Sentence Transformers: DocsGPT supports all models available through the Sentence Transformers library. This library offers a vast selection of pre-trained embedding models, known for their quality and efficiency in various semantic tasks.
OpenAI Embeddings: DocsGPT also supports using embedding models from OpenAI, specifically the text-embedding-ada-002 model, which is a powerful and widely used embedding model from OpenAI's API.

Configuring Sentence Transformer Models

To utilize Sentence Transformer models within DocsGPT, you need to follow these steps:

Download the Model: Sentence Transformer models are typically hosted on Hugging Face Model Hub. You need to download your chosen model and place it in the model/ folder in the root directory of your DocsGPT project.

For example, to use the all-mpnet-base-v2 model, you would set EMBEDDINGS_NAME as described below, and ensure that the model files are available locally (DocsGPT will attempt to download it if it's not found, but local download is recommended for development and offline use).
Set EMBEDDINGS_NAME in .env (or settings.py): You need to configure the EMBEDDINGS_NAME setting in your .env file (or settings.py) to point to the desired Sentence Transformer model.
- Using a pre-downloaded model from model/ folder: You can specify a path to the downloaded model within the model/ directory.

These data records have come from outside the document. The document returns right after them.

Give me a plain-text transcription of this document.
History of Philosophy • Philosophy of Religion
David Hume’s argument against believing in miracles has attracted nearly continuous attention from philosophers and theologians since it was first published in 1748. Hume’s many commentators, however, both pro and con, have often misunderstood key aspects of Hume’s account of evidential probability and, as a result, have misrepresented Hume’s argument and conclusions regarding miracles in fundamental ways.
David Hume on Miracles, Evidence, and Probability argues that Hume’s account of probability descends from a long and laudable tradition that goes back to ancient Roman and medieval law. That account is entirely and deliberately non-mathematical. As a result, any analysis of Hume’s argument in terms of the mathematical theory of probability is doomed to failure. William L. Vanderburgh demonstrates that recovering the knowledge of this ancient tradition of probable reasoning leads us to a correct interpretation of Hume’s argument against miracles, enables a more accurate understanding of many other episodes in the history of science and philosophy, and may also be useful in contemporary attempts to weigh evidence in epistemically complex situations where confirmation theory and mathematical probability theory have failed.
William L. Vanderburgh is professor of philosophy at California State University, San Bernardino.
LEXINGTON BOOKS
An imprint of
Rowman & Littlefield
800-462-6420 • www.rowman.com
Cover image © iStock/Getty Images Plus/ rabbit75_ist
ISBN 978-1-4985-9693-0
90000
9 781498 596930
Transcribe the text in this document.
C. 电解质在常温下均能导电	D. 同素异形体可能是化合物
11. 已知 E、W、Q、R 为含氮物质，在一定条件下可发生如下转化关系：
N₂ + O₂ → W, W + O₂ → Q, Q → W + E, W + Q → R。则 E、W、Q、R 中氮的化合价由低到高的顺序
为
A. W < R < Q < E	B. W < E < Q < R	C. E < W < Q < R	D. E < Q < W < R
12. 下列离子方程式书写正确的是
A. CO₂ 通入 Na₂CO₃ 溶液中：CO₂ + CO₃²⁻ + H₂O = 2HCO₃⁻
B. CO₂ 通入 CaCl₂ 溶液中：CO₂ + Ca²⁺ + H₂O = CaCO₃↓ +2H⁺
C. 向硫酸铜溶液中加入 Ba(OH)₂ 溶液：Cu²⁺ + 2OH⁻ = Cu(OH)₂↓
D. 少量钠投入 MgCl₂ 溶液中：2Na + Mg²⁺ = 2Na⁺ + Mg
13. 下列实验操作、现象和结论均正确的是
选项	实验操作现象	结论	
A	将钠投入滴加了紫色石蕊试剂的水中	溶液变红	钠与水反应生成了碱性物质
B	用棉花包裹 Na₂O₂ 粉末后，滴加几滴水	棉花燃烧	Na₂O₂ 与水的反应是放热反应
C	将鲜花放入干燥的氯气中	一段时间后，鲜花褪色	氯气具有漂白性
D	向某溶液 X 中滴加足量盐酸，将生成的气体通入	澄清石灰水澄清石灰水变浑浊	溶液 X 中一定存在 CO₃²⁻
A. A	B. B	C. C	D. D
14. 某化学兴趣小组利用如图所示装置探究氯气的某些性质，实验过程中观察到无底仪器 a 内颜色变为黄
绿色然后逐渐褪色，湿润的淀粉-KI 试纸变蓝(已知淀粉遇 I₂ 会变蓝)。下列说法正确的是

For instance, if you downloaded all-mpnet-base-v2 and it's in model/all-mpnet-base-v2, you could potentially use a relative path like (though direct path to the model name is usually sufficient):
```
EMBEDDINGS_NAME=huggingface_sentence-transformers/all-mpnet-base-v2
```
  or simply use the model identifier:
```
EMBEDDINGS_NAME=sentence-transformers/all-mpnet-base-v2
```
- Using a model directly from Hugging Face Model Hub: You can directly specify the model identifier from Hugging Face Model Hub:
```
EMBEDDINGS_NAME=huggingface_sentence-transformers/all-mpnet-base-v2
```

Using OpenAI Embeddings

To use OpenAI's text-embedding-ada-002 embedding model, you need to set EMBEDDINGS_NAME to openai_text-embedding-ada-002 and ensure you have your OpenAI API key configured correctly via API_KEY in your .env file (if you are not using Azure OpenAI).

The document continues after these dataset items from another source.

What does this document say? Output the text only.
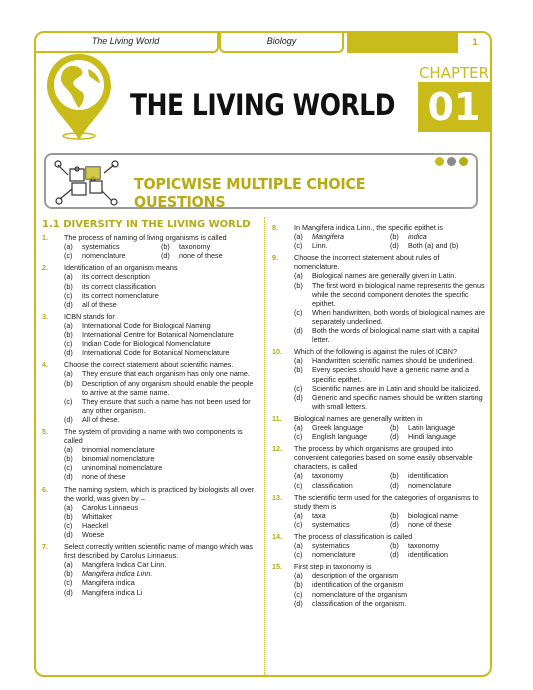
The Living World	Biology	1
THE LIVING WORLD
CHAPTER
01
TOPICWISE MULTIPLE CHOICE QUESTIONS
1.1 DIVERSITY IN THE LIVING WORLD
1.	The process of naming of living organisms is called
(a)	systematics	(b)	taxonomy
(c)	nomenclature	(d)	none of these
2.	Identification of an organism means
(a)	its correct description
(b)	its correct classification
(c)	its correct nomenclature
(d)	all of these
3.	ICBN stands for
(a)	International Code for Biological Naming
(b)	International Centre for Botanical Nomenclature
(c)	Indian Code for Biological Nomenclature
(d)	International Code for Botanical Nomenclature
4.	Choose the correct statement about scientific names.
(a)	They ensure that each organism has only one name.
(b)	Description of any organism should enable the people to arrive at the same name.
(c)	They ensure that such a name has not been used for any other organism.
(d)	All of these.
5.	The system of providing a name with two components is called
(a)	trinomial nomenclature
(b)	binomial nomenclature
(c)	uninominal nomenclature
(d)	none of these
6.	The naming system, which is practiced by biologists all over the world, was given by –
(a)	Carolus Linnaeus
(b)	Whittaker
(c)	Haeckel
(d)	Woese
7.	Select correctly written scientific name of mango which was first described by Carolus Linnaeus.
(a)	Mangifera Indica Car Linn.
(b)	Mangifera indica Linn.
(c)	Mangifera indica
(d)	Mangifera indica Li
8.	In Mangifera indica Linn., the specific epithet is
(a)	Mangifera	(b)	indica
(c)	Linn.	(d)	Both (a) and (b)
9.	Choose the incorrect statement about rules of nomenclature.
(a)	Biological names are generally given in Latin.
(b)	The first word in biological name represents the genus while the second component denotes the specific epithet.
(c)	When handwritten, both words of biological names are separately underlined.
(d)	Both the words of biological name start with a capital letter.
10.	Which of the following is against the rules of ICBN?
(a)	Handwritten scientific names should be underlined.
(b)	Every species should have a generic name and a specific epithet.
(c)	Scientific names are in Latin and should be italicized.
(d)	Generic and specific names should be written starting with small letters.
11.	Biological names are generally written in
(a)	Greek language	(b)	Latin language
(c)	English language	(d)	Hindi language
12.	The process by which organisms are grouped into convenient categories based on some easily observable characters, is called
(a)	taxonomy	(b)	identification
(c)	classification	(d)	nomenclature
13.	The scientific term used for the categories of organisms to study them is
(a)	taxa	(b)	biological name
(c)	systematics	(d)	none of these
14.	The process of classification is called
(a)	systematics	(b)	taxonomy
(c)	nomenclature	(d)	identification
15.	First step in taxonomy is
(a)	description of the organism
(b)	identification of the organism
(c)	nomenclature of the organism
(d)	classification of the organism.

Example .env configuration for OpenAI Embeddings:

LLM_PROVIDER=openai
API_KEY=YOUR_OPENAI_API_KEY # Your OpenAI API Key
EMBEDDINGS_NAME=openai_text-embedding-ada-002

Adding Support for Other Embedding Models

If you wish to use an embedding model that is not supported out-of-the-box, a good starting point for adding custom embedding model support is to examine the base.py file located in the application/vectorstore directory.

Specifically, pay attention to the EmbeddingsWrapper and EmbeddingsSingleton classes. EmbeddingsWrapper provides a way to wrap different embedding model libraries into a consistent interface for DocsGPT. EmbeddingsSingleton manages the instantiation and retrieval of embedding model instances. By understanding these classes and the existing embedding model implementations, you can create your own custom integration for virtually any embedding model library you desire.